Detalhe de um tríptico de vitral ricamente pintado, representando uma jovem mulher negra em uma pose inspirada na dança break, tendo como pano de fundo nuvens ondulantes em um cenário deslumbrante...
Kehinde Wiley, Vá
  • Sobre Go: Evocando a grandiosidade da pintura decorativa renascentista e barroca, o tríptico de vitrais pintado à mão apresenta jovens negros nova-iorquinos em poses inspiradas na dança break, habitando uma paisagem onírica surrealista de leveza, possibilidade e sobrevivência.
  • Sobre Kehinde Wiley: Com base em Nova Iorque e Dakar, Wiley ganhou reconhecimento por suas pinturas altamente naturalistas de pessoas negras e pardas em poses e formatos extraídos do cânone da história da arte ocidental, que ressaltam a exclusão histórica de pessoas de cor.
  • Por trás das cenas: Os vitrais foram produzidos na República Tcheca. Fabricada em Nova York, a moldura ao redor dos três painéis de vidro foi projetada para combinar com a estrutura metálica das janelas externas. A claraboia retroiluminada foi desenvolvida para se integrar perfeitamente à arquitetura.

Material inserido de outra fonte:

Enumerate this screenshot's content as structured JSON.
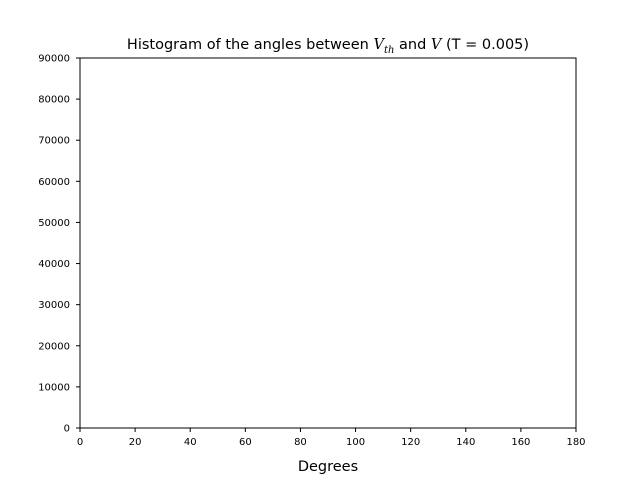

Public Art Fund Integrado ao projeto base do edifício e gerenciado em conjunto com a equipe da Moynihan e o fabricante.

Testemunhos

“Este importante projeto transformou um edifício centenário em um portal moderno que expande a Penn Station e aprimora significativamente a experiência do viajante.” — Governadora Kathy Hochul

 

“Um dos aspectos mais notáveis ​​deste projeto é a forma como ele transforma um edifício subutilizado e pouco valorizado em uma nova e convidativa porta de entrada para esta cidade.” — SKidmore, Roger Duffy, sócio de design da Owings & Merrill. 

 

O Moynihan Train Hall "cumpre sua promessa, oferecendo à cidade a entrada inspiradora que ela merece... A transformação atual é impressionante."
New York Times crítico de arquitetura Michael Kimmelman

 

“A inclusão de obras de artistas renomados traz um clima festivo, um sentimento de orgulho para o espaço público.”